The best news for the pro gun team is that gun control advocates keep making the same mistake.
The New York Times published a front page editorial for the first since 1920 on the topic. Surprise, surprise, the Times thinks our government is not doing enough to address this scourge in our culture. And in other news, I agree with them. However, the talk of anything that can be described as a confiscation program immediately is discarded by guns rights advocates and it ensures there won’t be any discussion of compromise as a result. This makes the entire column too easy to ignore. Nice try though.
The pro gun strategies of late are pretty obvious. Here is a flavor of how nervous the “guns for everyone” group is getting. The National Review published a column by John Lott on Thursday that included this nugget on background checks:
“these laws put a tax on guns and can prevent less affluent Americans from purchasing them. This disproportionately affects poor minorities who live in high-crime urban areas.”
Now the right wing wants to make sure the neighborhoods who will never vote for them are free from gun restrictions? They now care about “poor minorities?” I even had one of National Review’s leading cheerleaders defend this mind boggling statement directly to me. Save it. This one is pure comedy.
The Washington Post of all papers even got in on the act this week. Calling a play right out of the NRA playbook, they published an article that detailed how gun violence has actually declined over the last thirty years. In it they gave their top five reasons for this elusive, mythical and statistical travesty. Sadly for the gun crowd though, the presence of more guns was not a reason listed.
By contrast earlier in the week, Matt Tully wrote an excellent piece for the Indianapolis Star. Again, excellent in that it points out some obvious points of logic regarding the entire debate. For example, he writes that eighty-five percent of Americans support universal background checks as a requirement to purchase firearms.
But the best part of his column was that it was pointed at gun control advocates directly when he scolded us for not doing enough to push our agenda. That is hitting the nail on the head. The NRA has paid for an uncompromising minority in the public and in the halls of government that has proven successful. They stay on message. They vote on the issue. Gun control people do not have the singleness of purpose they need.
And finally, a classic three year old column from the New Yorker made the rounds again this week as well. Adam Gopnik’s December 19, 2012 piece compared the deaths from gun violence in America to a town riddled with disease that depends on faith healing for a solution. It’s ironic how much praying went on in Congress this week, three years after Gopnik’s column. It was as if Congress tried to prove his foresight correct.
Even I have written some lovely and provocative columns on the topic, chalked full of solutions that have mainly only gotten me called names. The difference in my columns historically with those above is that I am only advocating one thing: that the guns rights people take one step our way. Let’s count that up again, shall we? I want one, that is zero plus one, total, steps my way.
That one step will be symbolic of something called a conversation. The continued uncompromising approach in the face of indisputable flaws in logic and public opinion will not serve the pro gun agenda forever. On the flip side, gun control people like me have not been very convincing yet either. Being unconvincing is the lowest of the low in my world.

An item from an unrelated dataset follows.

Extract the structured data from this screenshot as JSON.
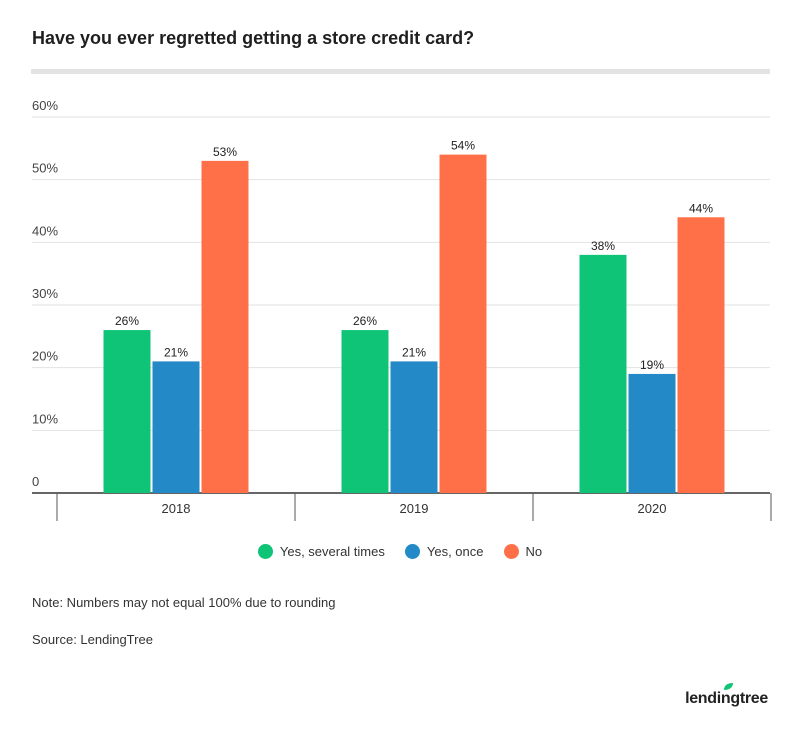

The act of owning a gun for “self protection” in and of itself is an extreme act of expression. What does it express? Fear. Advocating a confiscation program is also an extreme expression, and it is clearly just another version of the same emotion: fear.
If we can at least agree on the fundamental source of this national crisis, maybe we can get started on real solutions. The Center for Disease Control wants to study gun violence as a public health problem. Can Republicans in Congress get behind that, or at least get out of the way?
Tomorrow is Pearl Harbor day. I was lucky enough to visit there yesterday. What the Japanese underestimated when attacking us 74 years ago, was the ability of America to unite. That appearance again hangs around our collective neck.
The things many of us fear most now reside within our borders. And the expression of that fear in our daily lives is threatening our security.
These extreme forms of expression are keeping us from talking with each other. And hopelessly keeping us apart from that prescious first step.